Mugen and Jin manage to buy her three minutes before the cops catch on. Then Mugen hisses, "Girlie, we gotta move—say your good-byes," and Fuu nods numbly. She gently moves his head back to the ground and stands, brushing the dirt off her clothes. Mugen comes up behind her, prepared to haul her off again; she turns into his shoulder, saying, "His name was Shinsuke," before the world goes back.

/

They linger in the town for days, despite the fact that the police are looking for them. At night, the trio stays in the shed by the road, buried under hay. By day, Fuu hides behind a tree near the hut where Shinsuke's mother lives, unable to come into view. She watches the house constantly, but never moves closer or further away. For the first day, Jin hides with her, a shadow at her side. She's still barefoot, toes flexing in the grass anxiously. Jin eyes the dirty soles of her feet, but otherwise says nothing until the afternoon comes and she's still not moved.

"Fuu."

It's just her name, but after hours of silence, it's enough to raise her eyes to his in understanding.

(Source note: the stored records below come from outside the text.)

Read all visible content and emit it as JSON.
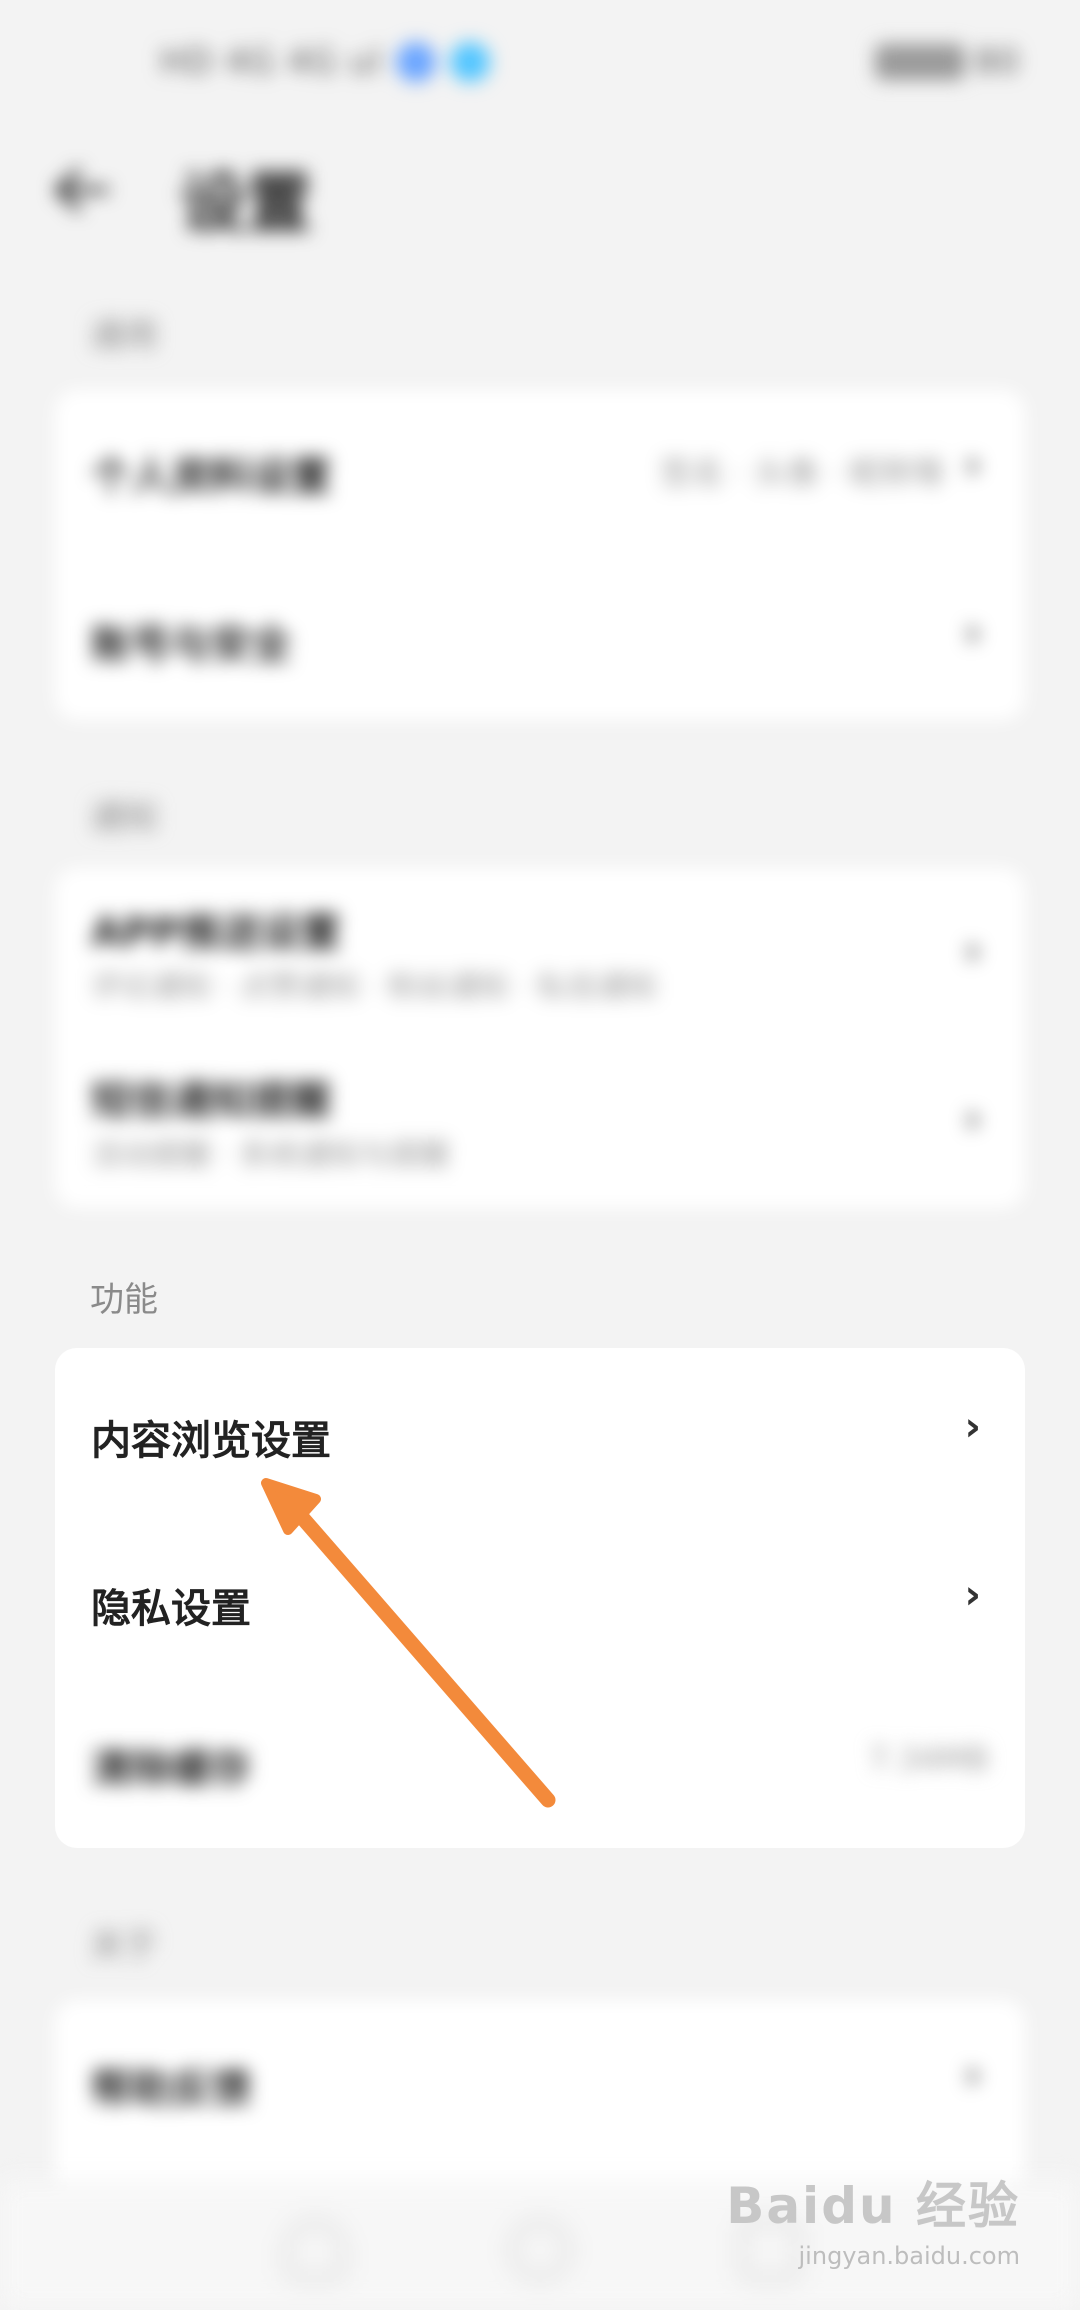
{
  "status_bar": {
    "left_text": "HD 4G 4G ul",
    "right_text": "80"
  },
  "header": {
    "title": "设置"
  },
  "section1": {
    "label": "通用",
    "rows": [
      {
        "title": "个人资料设置",
        "value": "签名 · 头像 · 昵称等"
      },
      {
        "title": "账号与安全"
      }
    ]
  },
  "section2": {
    "label": "通知",
    "rows": [
      {
        "title": "APP推送设置",
        "subtitle": "评论通知 · 点赞通知 · 粉丝通知 · 私信通知"
      },
      {
        "title": "短信通知提醒",
        "subtitle": "活动提醒 · 系统通知与提醒"
      }
    ]
  },
  "section3": {
    "label": "功能",
    "rows": [
      {
        "title": "内容浏览设置",
        "chevron": "›"
      },
      {
        "title": "隐私设置",
        "chevron": "›"
      },
      {
        "title": "清除缓存",
        "value": "7.34MB"
      }
    ]
  },
  "section4": {
    "label": "关于",
    "rows": [
      {
        "title": "帮助反馈"
      }
    ]
  },
  "watermark": {
    "main": "Baidu 经验",
    "sub": "jingyan.baidu.com"
  },
  "colors": {
    "arrow": "#f38a3b",
    "status_dot_1": "#6aa5ff",
    "status_dot_2": "#52c5ff"
  }
}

"I need just a little more time," she answers. She's still staring at the hut. "To think of what to say."

At that, Jin nods but doesn't push her. That night Mugen brings fish from the river and fresh water from upstream, and some of the color begins to come back into Fuu's face. No one talks, but Mugen seems to snore extra loud to fill up the silence.

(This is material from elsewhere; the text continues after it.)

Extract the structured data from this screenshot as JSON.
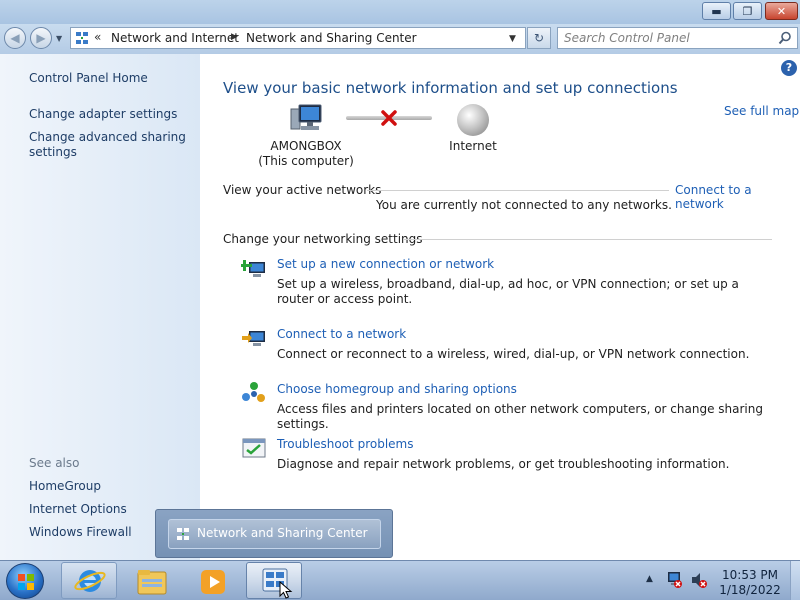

The next day Fuu goes alone to hide behind the tree, and Jin and Mugen don't bother her or ask questions. She wrings her hands and passes them again over that memory of his mother's face, sick and sad; of the shock in his eyes as the knife sank in; of the room where a woman once lay in a bed far, far away. Her memories glow bright green; there's no hiding from the bright light or the truth in the bed. Fuu paces and hides, but the light never turns off, and the woman stays quiet and still in the bed—just like the boy, just like the ogre on the mountain. The third and fourth day passes the same way, with Fuu alone behind the tree, watching and waiting. She wonders if the police would go to a pickpocket's house to tell his mother that they've killed him. As the days go by, it begins to sink in that they never will.

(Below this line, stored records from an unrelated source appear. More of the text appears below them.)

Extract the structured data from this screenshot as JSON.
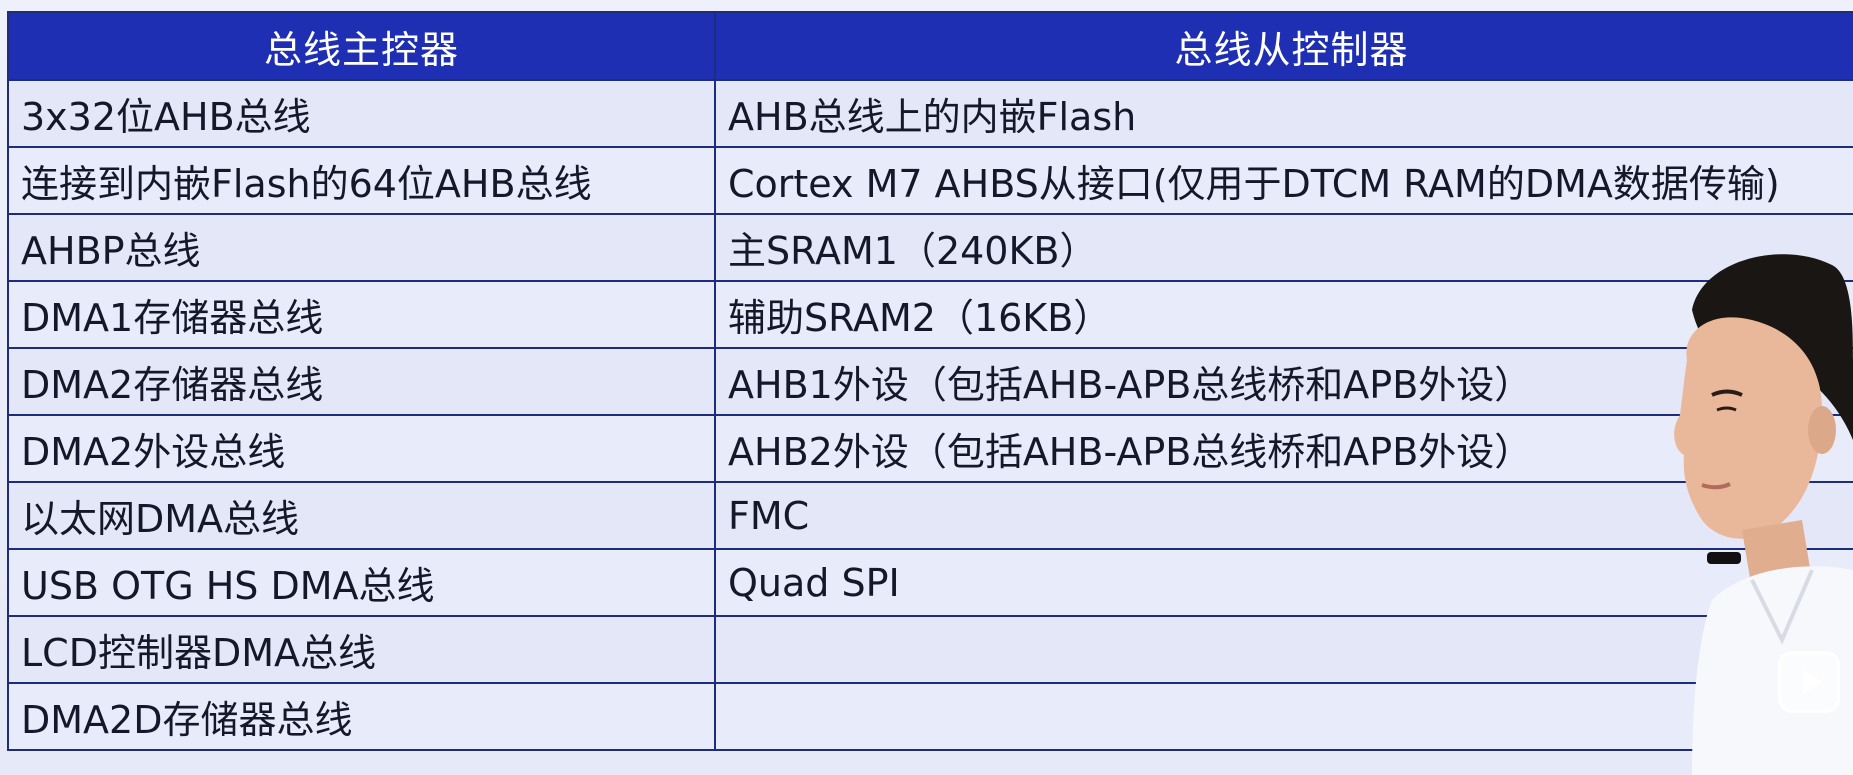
{
  "table": {
    "headers": [
      "总线主控器",
      "总线从控制器"
    ],
    "rows": [
      [
        "3x32位AHB总线",
        "AHB总线上的内嵌Flash"
      ],
      [
        "连接到内嵌Flash的64位AHB总线",
        "Cortex M7 AHBS从接口(仅用于DTCM RAM的DMA数据传输)"
      ],
      [
        "AHBP总线",
        "主SRAM1（240KB）"
      ],
      [
        "DMA1存储器总线",
        "辅助SRAM2（16KB）"
      ],
      [
        "DMA2存储器总线",
        "AHB1外设（包括AHB-APB总线桥和APB外设）"
      ],
      [
        "DMA2外设总线",
        "AHB2外设（包括AHB-APB总线桥和APB外设）"
      ],
      [
        "以太网DMA总线",
        "FMC"
      ],
      [
        "USB OTG HS DMA总线",
        "Quad SPI"
      ],
      [
        "LCD控制器DMA总线",
        ""
      ],
      [
        "DMA2D存储器总线",
        ""
      ]
    ]
  },
  "colors": {
    "header_bg": "#1e2fb4",
    "header_text": "#ffffff",
    "cell_bg": "#e8ebf9",
    "border": "#1d2d7a"
  },
  "icons": {
    "play": "play-icon",
    "presenter": "presenter-figure"
  }
}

She returns to the shed later and later in the night, long past dinner time and Mugen's eaten all the leftover fish. Fuu collapses into the hay, rolling her sore ankles. A moment later, Mugen steps inside, fresh from a night bath in the river, and Jin exits to take his turn. He's a long, lean shadow moving in the dark, shaking out the water from his hair. He moves to his sleeping quarters, a particularly well-packed bundle of hay, and roots around for something in the mess.

"Are we going to leave this town before the cops find us?" he asks, gruffly.

Fuu flinches at his voice, not having spoken to him in days. "Yes." Her voice is faint, not a promise.

Mugen sighs, "Girlie—"

"Are you going to tell me not to be a puddle again?" she asks, her voice devoid of humor. She's still not looking at him, but her tone is more sad than bitter.

A cry rips from Fuu's throat, and the sobbing begins again. Mugen doesn't stop her, and he doesn't come to her and wrap his arms around her shivering body. Instead he holds his arm out, and Fuu notices that he's holding her little clumsy sandals in his hand, the ones she'd lost in town, and it's so jarring that her eyes actually dry, and she just stares. But Mugen's face in the dark is totally obscured. All Fuu can see is the outline of his lips moving in profile. He says quietly, "I found them in the street." Then Mugen pushes the sandals into her hands and tucks himself into the bed of hay. In a moment, he's snoring loudly.

/

On the fifth day, Fuu wakes up early and goes to the river to wash her feet. She scrubs and scrubs until the black, caked-on dirt finally peels away and her feet are once again pink and soft. She takes a deep breath and pulls on her sandals, then steps up to the hut on the hill.

Mugen and Jin wait behind the tree for her to come back.